Leur envie de voir Jésus ? Cette démarche s’inscrit dans la plus pure tradition juive. C’est qu’en Palestine, non seulement le Christ mais de nombreux autres rabbins distillaient leur savoir à des disciples qui, passant d’un maître à l’autre, approfondissaient ainsi leur connaissance et leur compréhension de la vie et de la foi.
La leçon que nous donnent ces Grecs, c’est que leur intérêt pour la religion et la foi leur importe suffisamment pour qu’ils entreprennent ce pèlerinage vers Jérusalem. Et en cours de route voilà même qu’ils rencontrent le CHRIST.

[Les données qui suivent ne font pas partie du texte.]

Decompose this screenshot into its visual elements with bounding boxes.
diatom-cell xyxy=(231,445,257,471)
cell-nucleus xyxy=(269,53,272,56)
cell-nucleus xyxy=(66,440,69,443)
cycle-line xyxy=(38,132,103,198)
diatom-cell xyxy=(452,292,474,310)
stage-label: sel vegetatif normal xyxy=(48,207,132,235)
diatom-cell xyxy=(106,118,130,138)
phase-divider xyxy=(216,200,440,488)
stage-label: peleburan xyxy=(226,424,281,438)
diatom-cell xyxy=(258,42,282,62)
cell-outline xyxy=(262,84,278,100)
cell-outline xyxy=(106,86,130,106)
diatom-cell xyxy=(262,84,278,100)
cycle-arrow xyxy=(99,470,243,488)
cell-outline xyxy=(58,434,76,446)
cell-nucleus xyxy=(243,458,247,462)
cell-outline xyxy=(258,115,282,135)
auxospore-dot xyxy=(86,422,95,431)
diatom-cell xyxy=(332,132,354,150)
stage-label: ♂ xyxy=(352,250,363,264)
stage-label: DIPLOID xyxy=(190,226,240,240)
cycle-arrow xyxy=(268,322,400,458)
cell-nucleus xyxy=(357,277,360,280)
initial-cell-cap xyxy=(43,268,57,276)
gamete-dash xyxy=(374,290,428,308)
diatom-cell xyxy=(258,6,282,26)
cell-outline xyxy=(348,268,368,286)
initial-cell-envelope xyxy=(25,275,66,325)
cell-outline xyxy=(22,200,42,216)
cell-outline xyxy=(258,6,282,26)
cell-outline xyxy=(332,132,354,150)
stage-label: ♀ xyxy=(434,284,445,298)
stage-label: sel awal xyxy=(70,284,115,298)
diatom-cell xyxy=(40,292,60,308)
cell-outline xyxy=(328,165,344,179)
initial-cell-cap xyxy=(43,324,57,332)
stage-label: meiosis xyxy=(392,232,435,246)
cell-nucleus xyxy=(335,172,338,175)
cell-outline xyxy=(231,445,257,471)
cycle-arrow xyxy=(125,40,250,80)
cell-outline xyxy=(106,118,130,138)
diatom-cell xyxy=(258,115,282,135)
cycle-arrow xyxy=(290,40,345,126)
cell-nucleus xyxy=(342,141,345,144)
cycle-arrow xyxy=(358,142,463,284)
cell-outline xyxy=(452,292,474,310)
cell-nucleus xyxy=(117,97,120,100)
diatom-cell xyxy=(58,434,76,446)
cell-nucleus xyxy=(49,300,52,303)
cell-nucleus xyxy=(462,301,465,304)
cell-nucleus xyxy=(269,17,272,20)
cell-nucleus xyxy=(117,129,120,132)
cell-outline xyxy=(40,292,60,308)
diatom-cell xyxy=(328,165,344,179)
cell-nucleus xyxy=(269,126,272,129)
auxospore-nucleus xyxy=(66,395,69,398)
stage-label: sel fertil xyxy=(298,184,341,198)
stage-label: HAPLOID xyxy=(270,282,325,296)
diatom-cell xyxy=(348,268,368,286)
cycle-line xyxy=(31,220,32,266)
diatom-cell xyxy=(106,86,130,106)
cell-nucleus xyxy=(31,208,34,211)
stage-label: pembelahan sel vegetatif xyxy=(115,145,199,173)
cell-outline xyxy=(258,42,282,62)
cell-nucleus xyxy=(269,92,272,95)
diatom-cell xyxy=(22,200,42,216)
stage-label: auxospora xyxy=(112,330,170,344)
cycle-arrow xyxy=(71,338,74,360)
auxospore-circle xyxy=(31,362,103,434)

Pour qui sait se mettre en route, pour qui prend la peine de le chercher, le Christ se donne toujours à nouveau à connaître, aujourd’hui encore. Mais pour cela il faut que, nous aussi, nous sortions de nos habitudes, de nos savoirs figés, pour cela il nous faut réapprendre à entendre d’une manière neuve son message. Oui, constamment revenir à lui et à sa Parole!
Et alors, peut être que nous ferons la même expérience que les Grecs. C’est-à-dire que nous réaliserons que cette rencontre avec Lui, même si elle n’est pas toujours de tout repos, même si elle peut être dérangeante pour nos positions trop arrêtées, à l’arrivée elle se révèlera toujours comme un formidable enrichissement, une expérience que pour rien au monde nous aurions voulu manquer.
Heureux qui arrive à quitter les sentiers trop balisés pour découvrir de nouveaux paysages, heureux qui arrive à congédier ses modes de pensées familiers, les opinions figées, les conforts dogmatiques, pour se laisser interpeller par une parole qui le secoue, le dérange, le questionne.
La Parole du Christ a toujours pour objectif de nous permettre de grandir, d’oser avancer en eau plus profonde, de progresser sur ce chemin de foi, sur ce chemin où il se donne comme le modèle à imiter.
Et c’est justement à une expérience de cet ordre que Jésus, dans notre récit, invite les Grecs. Ils veulent venir à sa rencontre ? Et bien, il leur confiera une parole qu’ils n’oublieront pas de sitôt, une de ces paroles décisives qu’une vie entière ne suffit pas à épuiser.
Il leur dira « En vérité, en vérité, je vous le dis, si le grain de blé qui est tombé en terre ne meurt, il reste seul; mais, s’il meurt, il porte beaucoup de fruit ».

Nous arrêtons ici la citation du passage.